Antananarivo, 4 Mai, 13h00 – La réaction ne se fait pas attendre du côté des défenseurs de la nature après la saisie de plus de 1 000 tortues radiées et de 48 lémuriens par la police thaïlandaise. “Le trafic d’espèces sauvages de Madagascar prend une nouvelle tournure et touche maintenant les lémuriens, espèces emblématiques du pays”, regrette WWF Madagascar dans un communiqué.
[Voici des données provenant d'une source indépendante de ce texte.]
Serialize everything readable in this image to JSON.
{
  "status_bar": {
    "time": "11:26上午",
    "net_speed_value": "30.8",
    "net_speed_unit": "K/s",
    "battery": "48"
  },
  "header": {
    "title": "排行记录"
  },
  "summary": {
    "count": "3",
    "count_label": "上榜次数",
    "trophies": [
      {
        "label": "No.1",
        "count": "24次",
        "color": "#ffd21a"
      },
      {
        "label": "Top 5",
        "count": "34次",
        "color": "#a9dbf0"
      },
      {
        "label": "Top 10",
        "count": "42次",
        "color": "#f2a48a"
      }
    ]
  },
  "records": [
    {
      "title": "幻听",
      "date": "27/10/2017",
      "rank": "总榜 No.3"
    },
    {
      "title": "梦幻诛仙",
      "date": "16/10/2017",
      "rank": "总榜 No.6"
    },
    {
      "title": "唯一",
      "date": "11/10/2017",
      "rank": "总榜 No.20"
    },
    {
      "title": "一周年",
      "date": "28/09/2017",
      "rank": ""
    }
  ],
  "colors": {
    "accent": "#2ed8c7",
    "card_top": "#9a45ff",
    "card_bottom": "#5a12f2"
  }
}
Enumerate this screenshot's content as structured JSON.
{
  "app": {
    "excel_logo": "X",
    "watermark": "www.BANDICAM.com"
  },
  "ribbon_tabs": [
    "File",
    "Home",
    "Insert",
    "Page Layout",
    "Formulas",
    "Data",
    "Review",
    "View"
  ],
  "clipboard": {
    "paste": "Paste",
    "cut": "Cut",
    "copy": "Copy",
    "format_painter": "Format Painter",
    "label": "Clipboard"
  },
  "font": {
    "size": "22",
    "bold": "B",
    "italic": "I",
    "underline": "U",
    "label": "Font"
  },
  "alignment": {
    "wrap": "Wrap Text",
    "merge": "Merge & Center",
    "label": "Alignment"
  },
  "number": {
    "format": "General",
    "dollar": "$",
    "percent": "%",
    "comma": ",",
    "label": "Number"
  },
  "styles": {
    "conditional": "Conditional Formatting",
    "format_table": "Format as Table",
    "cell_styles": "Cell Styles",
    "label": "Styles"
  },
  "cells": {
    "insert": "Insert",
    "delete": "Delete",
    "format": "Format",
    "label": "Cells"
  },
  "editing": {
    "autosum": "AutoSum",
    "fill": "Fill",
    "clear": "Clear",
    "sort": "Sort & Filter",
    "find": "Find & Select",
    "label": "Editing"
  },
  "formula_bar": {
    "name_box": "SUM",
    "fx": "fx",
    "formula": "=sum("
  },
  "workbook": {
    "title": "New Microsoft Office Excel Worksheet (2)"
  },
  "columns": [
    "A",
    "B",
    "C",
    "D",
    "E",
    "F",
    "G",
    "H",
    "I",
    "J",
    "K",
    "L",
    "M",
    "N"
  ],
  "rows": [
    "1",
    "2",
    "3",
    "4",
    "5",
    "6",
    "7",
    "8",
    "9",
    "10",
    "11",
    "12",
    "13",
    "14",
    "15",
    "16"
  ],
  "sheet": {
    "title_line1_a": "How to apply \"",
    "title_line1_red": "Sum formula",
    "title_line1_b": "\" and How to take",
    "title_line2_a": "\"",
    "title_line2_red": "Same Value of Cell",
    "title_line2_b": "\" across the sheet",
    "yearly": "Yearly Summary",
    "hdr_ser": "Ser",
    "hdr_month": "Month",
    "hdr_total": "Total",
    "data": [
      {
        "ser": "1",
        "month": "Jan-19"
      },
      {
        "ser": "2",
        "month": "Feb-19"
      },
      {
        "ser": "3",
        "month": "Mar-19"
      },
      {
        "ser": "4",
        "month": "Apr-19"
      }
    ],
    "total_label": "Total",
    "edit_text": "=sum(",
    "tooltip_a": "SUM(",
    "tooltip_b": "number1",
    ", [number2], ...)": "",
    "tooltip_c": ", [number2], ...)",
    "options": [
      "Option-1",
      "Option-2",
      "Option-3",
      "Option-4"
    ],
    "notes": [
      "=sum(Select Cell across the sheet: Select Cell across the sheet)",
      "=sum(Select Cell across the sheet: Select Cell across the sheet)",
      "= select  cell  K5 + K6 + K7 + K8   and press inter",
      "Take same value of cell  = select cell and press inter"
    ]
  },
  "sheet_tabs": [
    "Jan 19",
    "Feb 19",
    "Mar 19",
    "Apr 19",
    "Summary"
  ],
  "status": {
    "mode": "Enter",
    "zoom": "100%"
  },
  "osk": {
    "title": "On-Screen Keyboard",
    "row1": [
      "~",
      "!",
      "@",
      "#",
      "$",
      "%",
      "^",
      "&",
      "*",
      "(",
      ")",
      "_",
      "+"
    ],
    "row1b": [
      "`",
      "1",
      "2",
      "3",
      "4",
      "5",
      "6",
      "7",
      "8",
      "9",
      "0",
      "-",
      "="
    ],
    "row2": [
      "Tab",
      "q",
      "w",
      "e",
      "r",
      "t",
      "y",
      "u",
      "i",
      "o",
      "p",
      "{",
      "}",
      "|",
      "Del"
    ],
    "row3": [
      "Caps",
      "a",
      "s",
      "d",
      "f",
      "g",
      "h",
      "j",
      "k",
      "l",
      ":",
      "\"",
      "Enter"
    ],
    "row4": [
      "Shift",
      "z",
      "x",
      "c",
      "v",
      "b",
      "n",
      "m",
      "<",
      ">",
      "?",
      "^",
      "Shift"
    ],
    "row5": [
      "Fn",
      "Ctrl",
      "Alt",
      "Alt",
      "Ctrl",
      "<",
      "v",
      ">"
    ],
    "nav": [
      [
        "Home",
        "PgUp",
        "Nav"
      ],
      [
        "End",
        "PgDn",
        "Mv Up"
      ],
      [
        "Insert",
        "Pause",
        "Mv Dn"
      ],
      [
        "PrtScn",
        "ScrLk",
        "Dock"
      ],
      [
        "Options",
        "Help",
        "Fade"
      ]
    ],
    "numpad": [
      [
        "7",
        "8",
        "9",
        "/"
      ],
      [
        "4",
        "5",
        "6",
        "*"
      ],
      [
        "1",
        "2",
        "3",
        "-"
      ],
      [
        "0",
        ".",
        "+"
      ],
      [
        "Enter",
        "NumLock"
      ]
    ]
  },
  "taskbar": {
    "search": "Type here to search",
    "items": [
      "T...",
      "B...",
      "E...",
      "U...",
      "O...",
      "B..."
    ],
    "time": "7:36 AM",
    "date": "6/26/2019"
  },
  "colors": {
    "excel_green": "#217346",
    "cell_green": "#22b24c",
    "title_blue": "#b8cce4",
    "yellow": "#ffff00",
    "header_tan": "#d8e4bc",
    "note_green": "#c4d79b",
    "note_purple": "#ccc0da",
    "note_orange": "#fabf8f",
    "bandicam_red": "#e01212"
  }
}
Dans un communiqué, l’organisation en appelle à “une enquête approfondie sur l’origine de ce trafic pour identifier et punir les personnes impliquées dans la collecte et l’expédition de ces animaux sur le sol malgache”. Simon Rafanomezantsoa de l’organisation note une “quantité saisie [qui] pointe fortement vers l’existence d’un réseau organisé de trafiquants, et de l’utilisation de la voie maritime pour faire sortir les animaux hors du territoire national”. Il évoque alors la “nécessité de redoubler d’efforts dans la lutte contre le trafic des espèces uniques de Madagascar”.
Le 1er mai, les autorités tthaïlandaises ont découvert plus de 1 000 tortues et 48 lémuriens dans un hôtel du sous-district de Khun Krating, dans le province de Chumphon, dans le Sud de la Thaïlande. Il s’agit, selon la police thaïlandaise de “la plus grande saisie d’espèces sauvages en une seule arrestation”. Six suspects ont été appréhendés dans la foulée de la saisie.
Suite aux investigations menées par les autorités thaïlandaises en collaboration avec le service américain de la faune et de la pêche, il a été conclu que la contrebande d’animaux sauvages interceptée vient de Madagascar.